Maria Kapajeva

Fluid Borders – Queering Borders

2025

Maria Kapajeva created this cyanotype in the summer of 2025 on the banks of the Narva River, at the border between Estonia and Russia, half a year after undergoing preventive cancer surgeries. Her new queer body no longer fits within a binary understanding of gender, yet nature offers countless examples of organisms that possess both female and male reproductive organs, or that reproduce without sexual organs altogether. Alongside her own body, the artist imprinted plants growing along the Narva River onto the fabric, including ferns and yarrow. By portraying herself as part of the river, Kapajeva points to the fluid and ever-changing nature of the human body. Everything that lives contains water; it exists everywhere on Earth, from the clouds to the underground depths. Through the global water cycle, all bodies are connected within one vast body of water.

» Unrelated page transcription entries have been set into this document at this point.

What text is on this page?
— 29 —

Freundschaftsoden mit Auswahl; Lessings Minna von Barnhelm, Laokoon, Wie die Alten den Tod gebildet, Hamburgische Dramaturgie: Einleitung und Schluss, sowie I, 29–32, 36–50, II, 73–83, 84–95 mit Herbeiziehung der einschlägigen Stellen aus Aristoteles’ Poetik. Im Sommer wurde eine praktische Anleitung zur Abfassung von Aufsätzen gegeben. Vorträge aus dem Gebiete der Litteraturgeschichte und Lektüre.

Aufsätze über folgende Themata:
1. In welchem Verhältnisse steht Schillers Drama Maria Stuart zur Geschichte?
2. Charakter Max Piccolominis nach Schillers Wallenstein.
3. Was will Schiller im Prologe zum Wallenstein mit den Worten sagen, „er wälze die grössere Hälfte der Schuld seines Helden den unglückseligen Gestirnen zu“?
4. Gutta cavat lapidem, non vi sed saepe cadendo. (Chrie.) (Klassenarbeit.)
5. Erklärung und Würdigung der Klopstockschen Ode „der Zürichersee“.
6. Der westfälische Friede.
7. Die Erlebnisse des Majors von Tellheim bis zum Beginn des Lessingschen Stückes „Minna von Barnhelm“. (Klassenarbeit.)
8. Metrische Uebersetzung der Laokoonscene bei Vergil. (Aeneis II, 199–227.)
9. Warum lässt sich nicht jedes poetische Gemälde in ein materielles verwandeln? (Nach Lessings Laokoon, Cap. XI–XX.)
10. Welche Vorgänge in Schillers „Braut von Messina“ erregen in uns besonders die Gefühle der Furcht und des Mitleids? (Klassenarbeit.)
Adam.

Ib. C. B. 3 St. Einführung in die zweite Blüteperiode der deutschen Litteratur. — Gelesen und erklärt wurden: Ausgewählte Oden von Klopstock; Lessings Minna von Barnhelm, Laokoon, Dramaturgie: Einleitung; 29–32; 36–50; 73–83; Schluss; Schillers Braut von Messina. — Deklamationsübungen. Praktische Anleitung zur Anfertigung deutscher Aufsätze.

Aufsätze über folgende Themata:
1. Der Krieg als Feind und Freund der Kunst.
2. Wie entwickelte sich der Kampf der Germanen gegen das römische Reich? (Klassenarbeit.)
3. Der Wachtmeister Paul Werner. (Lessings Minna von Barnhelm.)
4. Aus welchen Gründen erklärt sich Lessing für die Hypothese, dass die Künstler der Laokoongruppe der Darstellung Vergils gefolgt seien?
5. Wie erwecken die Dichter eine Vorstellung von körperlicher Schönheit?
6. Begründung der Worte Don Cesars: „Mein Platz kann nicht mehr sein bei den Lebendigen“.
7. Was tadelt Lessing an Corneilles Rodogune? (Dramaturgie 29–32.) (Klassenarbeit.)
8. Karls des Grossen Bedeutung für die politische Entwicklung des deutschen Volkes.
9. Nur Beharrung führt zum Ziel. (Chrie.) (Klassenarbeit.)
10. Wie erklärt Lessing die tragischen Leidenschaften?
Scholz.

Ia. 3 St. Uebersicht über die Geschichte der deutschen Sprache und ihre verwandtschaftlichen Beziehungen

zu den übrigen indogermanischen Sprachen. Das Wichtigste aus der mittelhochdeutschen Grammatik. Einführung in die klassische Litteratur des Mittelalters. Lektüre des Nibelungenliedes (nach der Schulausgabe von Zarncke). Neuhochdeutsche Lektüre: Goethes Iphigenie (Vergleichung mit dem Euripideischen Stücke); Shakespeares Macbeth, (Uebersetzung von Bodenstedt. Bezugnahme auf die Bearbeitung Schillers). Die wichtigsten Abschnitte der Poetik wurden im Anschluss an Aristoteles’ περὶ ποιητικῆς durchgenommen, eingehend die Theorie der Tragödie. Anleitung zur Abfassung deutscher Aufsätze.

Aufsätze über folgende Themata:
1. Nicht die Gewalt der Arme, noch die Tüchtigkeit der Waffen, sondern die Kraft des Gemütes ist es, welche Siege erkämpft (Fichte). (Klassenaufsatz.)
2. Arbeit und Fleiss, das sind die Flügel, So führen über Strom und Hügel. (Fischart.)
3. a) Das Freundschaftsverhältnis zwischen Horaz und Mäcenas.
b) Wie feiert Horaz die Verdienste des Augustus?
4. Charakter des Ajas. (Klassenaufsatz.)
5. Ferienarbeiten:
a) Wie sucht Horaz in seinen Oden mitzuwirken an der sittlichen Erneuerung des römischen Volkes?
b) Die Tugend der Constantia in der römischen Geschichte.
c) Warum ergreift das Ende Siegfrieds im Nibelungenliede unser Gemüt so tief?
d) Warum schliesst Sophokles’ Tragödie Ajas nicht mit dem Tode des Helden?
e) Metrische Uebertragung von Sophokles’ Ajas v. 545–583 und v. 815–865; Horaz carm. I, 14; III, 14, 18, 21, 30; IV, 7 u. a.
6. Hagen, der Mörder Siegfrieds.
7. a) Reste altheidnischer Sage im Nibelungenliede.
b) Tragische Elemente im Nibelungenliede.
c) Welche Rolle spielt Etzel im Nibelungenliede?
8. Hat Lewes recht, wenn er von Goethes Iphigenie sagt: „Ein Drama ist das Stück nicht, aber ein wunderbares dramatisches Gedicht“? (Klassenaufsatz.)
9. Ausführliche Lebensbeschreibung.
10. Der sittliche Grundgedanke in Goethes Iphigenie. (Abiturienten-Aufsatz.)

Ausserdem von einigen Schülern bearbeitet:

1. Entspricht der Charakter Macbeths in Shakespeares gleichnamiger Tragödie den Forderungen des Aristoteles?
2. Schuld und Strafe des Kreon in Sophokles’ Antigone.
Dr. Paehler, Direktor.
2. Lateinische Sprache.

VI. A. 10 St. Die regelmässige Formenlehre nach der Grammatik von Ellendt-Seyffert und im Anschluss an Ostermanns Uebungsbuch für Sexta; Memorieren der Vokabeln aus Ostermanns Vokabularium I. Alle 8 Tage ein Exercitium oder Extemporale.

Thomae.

In the cyanotype technique, the surface of paper – or in this case, fabric – is coated with a slowly reacting light-sensitive emulsion. The method is primarily used to create photograms: objects are placed on the light-sensitive surface, and after exposure to light, their silhouettes are captured onto it. In the second half of the nineteenth century, the technique was popularised by Anna Atkins, who is regarded both as the creator of the first photobook and as the first female photographer. Over the course of a decade, she published three books containing photograms of British algae.